Depois do período da gestão dos silêncios, que correspondeu a um momento de super-cavaquismo sem Cavaco, depressa se concluiu que o mesmo era pior emenda do que os sonetos de Menezes e de Santana, dado que as mensurabilidades opinativas reveladas pelas sondagens apontavam para um esvaziamento do partido em termos de apoios sociológicos. E as expectivas de muita comunicação social sobre MFL tinham a ver com a imagem que ela transmitiu de antiga ajudante de Cavaco, da ex-ministra tecnocrata que iria fazer de conselho de fiscalização de Teixeira dos Santos, vestida de Anti-Santana e de Anti-Menezes. Só que MFL tem genes de política desde os tempos do avô e do bisavô, bem como uma história de activismo e de solidariedade que lhe vem das próprias lutas estudantis, onde esteve sempre do lado da democracia. Só alguém mal-intencionado é que a pode colocar no lugar errado dos inimigos da democracia. Ou então, só alguém que não quer discutir o fundo da questão e prefere a pega de cernelha.

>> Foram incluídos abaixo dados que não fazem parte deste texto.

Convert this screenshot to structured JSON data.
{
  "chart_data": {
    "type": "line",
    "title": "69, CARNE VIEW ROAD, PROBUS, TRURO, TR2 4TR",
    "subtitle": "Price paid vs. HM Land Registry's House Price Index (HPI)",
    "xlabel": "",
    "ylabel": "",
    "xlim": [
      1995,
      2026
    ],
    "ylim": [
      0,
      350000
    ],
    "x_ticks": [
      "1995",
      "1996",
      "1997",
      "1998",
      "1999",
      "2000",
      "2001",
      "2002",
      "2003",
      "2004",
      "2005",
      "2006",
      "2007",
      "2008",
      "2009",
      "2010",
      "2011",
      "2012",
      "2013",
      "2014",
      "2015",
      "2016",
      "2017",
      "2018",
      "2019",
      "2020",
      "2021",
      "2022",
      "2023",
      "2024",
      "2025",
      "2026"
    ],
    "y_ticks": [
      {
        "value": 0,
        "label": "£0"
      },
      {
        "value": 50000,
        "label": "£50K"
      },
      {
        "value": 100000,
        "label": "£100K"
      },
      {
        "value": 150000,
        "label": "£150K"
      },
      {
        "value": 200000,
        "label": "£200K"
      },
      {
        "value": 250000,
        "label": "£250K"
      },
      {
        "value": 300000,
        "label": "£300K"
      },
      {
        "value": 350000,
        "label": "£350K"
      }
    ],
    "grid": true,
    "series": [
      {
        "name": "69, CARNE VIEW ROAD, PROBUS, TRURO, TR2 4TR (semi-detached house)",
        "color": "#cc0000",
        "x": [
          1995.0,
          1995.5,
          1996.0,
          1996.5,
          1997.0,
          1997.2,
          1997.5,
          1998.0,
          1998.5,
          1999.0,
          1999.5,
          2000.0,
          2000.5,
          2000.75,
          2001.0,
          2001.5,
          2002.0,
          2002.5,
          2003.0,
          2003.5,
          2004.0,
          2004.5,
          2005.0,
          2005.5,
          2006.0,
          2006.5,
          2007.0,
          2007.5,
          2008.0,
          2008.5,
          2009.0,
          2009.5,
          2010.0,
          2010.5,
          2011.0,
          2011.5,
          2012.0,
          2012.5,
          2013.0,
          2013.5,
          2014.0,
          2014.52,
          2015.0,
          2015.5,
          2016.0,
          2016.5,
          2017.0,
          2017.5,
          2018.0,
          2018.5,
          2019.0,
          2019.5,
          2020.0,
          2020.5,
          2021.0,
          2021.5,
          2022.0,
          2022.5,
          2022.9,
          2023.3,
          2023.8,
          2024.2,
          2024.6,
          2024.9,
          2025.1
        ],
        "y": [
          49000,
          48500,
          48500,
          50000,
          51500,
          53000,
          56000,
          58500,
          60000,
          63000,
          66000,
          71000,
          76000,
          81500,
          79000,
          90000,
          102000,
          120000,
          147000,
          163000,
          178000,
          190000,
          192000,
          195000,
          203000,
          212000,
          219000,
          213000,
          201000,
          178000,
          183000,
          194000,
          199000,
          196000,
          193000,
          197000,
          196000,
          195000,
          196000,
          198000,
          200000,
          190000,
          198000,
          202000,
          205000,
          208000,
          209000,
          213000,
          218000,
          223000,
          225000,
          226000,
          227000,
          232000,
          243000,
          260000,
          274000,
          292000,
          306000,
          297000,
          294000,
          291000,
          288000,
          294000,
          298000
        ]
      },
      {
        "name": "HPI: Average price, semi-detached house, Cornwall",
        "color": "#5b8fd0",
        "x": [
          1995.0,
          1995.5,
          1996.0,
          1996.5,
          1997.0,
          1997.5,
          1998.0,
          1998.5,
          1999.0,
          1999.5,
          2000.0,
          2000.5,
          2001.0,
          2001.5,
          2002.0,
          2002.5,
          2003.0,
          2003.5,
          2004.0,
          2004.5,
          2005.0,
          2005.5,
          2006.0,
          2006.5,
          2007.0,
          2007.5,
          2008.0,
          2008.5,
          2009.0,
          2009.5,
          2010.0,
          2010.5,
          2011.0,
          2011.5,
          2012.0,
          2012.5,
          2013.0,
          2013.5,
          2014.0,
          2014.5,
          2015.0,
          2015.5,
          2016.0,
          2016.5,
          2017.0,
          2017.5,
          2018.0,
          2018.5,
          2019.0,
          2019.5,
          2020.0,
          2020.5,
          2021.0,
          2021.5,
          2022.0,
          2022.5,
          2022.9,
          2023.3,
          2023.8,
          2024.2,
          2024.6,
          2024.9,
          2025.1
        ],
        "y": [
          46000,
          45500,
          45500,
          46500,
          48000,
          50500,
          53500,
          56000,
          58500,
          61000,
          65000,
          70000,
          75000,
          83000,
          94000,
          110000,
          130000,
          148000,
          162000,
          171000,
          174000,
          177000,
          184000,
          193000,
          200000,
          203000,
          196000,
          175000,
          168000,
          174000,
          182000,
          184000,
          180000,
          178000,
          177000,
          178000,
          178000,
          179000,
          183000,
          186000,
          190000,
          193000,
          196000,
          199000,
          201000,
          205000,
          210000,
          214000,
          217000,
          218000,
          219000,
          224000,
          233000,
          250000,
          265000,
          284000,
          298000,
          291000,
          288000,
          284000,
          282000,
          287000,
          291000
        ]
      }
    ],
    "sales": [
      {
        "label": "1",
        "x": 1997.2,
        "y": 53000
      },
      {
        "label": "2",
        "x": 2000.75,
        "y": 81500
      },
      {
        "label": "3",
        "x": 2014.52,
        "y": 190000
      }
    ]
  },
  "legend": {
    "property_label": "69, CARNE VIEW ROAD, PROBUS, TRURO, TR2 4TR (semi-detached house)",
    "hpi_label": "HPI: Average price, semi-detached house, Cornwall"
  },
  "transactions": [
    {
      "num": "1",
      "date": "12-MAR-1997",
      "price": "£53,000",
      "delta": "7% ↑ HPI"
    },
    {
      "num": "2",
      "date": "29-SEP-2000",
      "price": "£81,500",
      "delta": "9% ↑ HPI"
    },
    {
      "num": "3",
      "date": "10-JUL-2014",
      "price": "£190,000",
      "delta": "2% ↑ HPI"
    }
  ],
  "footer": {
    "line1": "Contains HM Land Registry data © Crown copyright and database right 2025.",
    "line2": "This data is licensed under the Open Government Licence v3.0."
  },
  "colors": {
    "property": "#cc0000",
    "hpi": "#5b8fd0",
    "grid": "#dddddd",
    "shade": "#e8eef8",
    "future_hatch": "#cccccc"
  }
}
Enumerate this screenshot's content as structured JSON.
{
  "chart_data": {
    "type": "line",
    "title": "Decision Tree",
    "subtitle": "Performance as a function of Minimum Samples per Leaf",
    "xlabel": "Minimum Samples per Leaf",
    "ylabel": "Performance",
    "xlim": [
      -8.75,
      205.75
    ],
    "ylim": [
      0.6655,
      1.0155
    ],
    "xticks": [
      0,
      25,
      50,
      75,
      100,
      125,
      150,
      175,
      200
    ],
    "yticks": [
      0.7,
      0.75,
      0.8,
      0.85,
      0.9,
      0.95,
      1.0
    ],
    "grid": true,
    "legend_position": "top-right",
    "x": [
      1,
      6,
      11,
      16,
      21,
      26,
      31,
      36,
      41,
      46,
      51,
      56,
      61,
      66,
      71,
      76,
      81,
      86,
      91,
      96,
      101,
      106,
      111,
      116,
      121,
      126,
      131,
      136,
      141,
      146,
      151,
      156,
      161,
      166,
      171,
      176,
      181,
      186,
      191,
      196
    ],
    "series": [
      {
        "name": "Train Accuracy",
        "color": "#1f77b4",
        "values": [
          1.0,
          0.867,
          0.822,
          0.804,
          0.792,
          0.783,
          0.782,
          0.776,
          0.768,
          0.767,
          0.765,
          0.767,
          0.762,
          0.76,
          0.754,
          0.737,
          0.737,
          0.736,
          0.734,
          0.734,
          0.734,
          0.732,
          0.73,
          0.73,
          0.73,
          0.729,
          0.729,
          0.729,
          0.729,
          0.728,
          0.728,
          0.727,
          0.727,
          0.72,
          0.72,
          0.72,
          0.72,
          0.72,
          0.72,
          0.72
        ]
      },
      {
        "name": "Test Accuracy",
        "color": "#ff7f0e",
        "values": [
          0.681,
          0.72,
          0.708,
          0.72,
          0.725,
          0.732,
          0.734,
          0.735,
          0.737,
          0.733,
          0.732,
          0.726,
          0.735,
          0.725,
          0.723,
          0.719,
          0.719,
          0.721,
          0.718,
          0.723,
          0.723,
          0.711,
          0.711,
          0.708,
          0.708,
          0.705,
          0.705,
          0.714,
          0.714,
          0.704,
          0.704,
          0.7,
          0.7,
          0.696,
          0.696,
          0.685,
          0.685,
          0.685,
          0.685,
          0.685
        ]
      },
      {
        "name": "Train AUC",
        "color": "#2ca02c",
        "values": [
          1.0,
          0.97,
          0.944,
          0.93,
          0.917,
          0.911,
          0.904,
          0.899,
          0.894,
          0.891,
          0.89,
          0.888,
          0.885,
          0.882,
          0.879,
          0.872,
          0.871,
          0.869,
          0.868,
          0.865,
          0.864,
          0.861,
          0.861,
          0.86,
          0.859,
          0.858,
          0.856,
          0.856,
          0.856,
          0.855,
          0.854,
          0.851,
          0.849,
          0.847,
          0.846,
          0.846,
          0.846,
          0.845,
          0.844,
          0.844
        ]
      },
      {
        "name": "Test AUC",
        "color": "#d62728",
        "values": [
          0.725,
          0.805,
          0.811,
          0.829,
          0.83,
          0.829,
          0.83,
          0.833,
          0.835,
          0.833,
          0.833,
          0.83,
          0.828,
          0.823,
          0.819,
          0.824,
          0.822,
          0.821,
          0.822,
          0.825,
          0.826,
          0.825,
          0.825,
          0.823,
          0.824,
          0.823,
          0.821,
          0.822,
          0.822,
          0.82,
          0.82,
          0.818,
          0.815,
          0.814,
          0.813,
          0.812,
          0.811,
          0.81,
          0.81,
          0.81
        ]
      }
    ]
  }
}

MFL ainda está na fase de personagem à procura de actor, ainda não estabeleceu devidamente o respectivo estilo como líder do principal partido da oposição. Primeiro, porque tem de se libertar do ausente-presente com quem sempre a comparam, Cavaco. Segundo, porque apanhou uma crise financeira internacional que a impediu de poder afivelar um discurso onde tem, indiscutivelmente, mais autoridade do que o engenheiro da Beira Interior, formado na encerrada Independente. Terceiro, porque lançou pessoal político novo, como Paulo Rangel... Isto é, MFL ainda é um melão de que só puseram no prato as primeiras talhadas, um pouco massacradas pelos empurrões, até porque muitos ameaçavam que o PSD iria apresentar outra sobremesa, dita melancia, com uma coloração por fora e outra por dentro.
"Gaffe" é o Reagan ser apanhado a ameaçar a URSS em "off", o que não o impediu de ser o presidente do fim da guerra fria, mas também pode ser a do ministro Borrego a contar uma anedota sobre o alumínio e sair do governo para apresentar estudos para a confederação patronal sobre o novo aeroporto do Barrete Verde... A ironia é coisa que não se adequa ao ritmo da "imagem, sondagem e sacanagem", a tríade que, segundo Manuel Alegre, marca a política à portuguesa...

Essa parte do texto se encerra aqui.